C’est ainsi que je découvris, un nuit, ce fameux Rubens que ces benêts de la Commission cherchaient partout dans le Louvre sans parvenir à mettre la main dessus. Alors que nous nous embrassions fiévreusement, adossés sur une table d’ébéniste, je fis glisser avec le haut de ma cuisse nue le coin d’une nappe. Le Rubens était là, repréentation d’une splendide femme dénudée, retourné et maquillé en table de travail. Je me suis depuis toujours demandé quelle bravade ou quel phantasme l’avait poussé à choisir justement ce lieu si dangereux pour lui afin de m’y enlacer, moi sa plus intime ennemie : il avait pourtant toute la Grande Galerie du Louvre à sa disposition pour cela…

Vivant me supplia de ne rien dire, ce que je fis, par amour et par pitié pour lui, mais aussi parce que ce fou furieux aurait bien été capable, dans sa colère, de révéler publiquement les conditions de ma découverte.

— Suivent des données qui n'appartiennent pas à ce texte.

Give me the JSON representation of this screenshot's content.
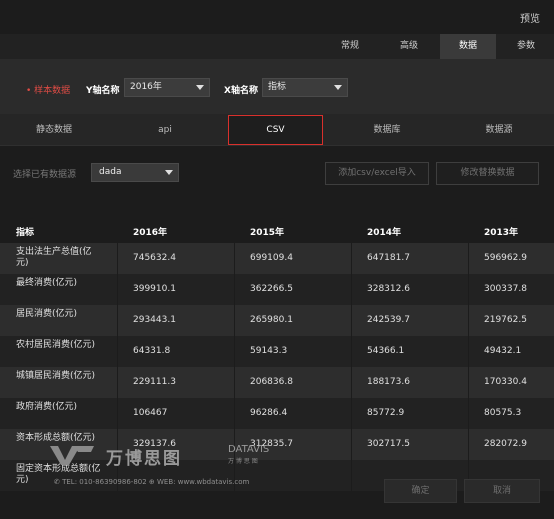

En échange, j’exigeais de lui trois primitifs italiens qu’il accepta de ne donner… Pardon, de faire céder par la France au roi de Saxe.

Depuis lors, les années ont passé ; les Bourbons ont chassé Vivant de ce musée du Louvre, oeuvre de sa vie ; je suis devenue une respectable mère de famille. Mais notre amitié n’a pas disparu, et Vivant revient encore parfois à Dresde, pour pouvoir contempler avec moi les Giotto rendus à la Saxe, qu’il place pour l’occasion aux côtés du Canaletto que je lui avais donné en 1809.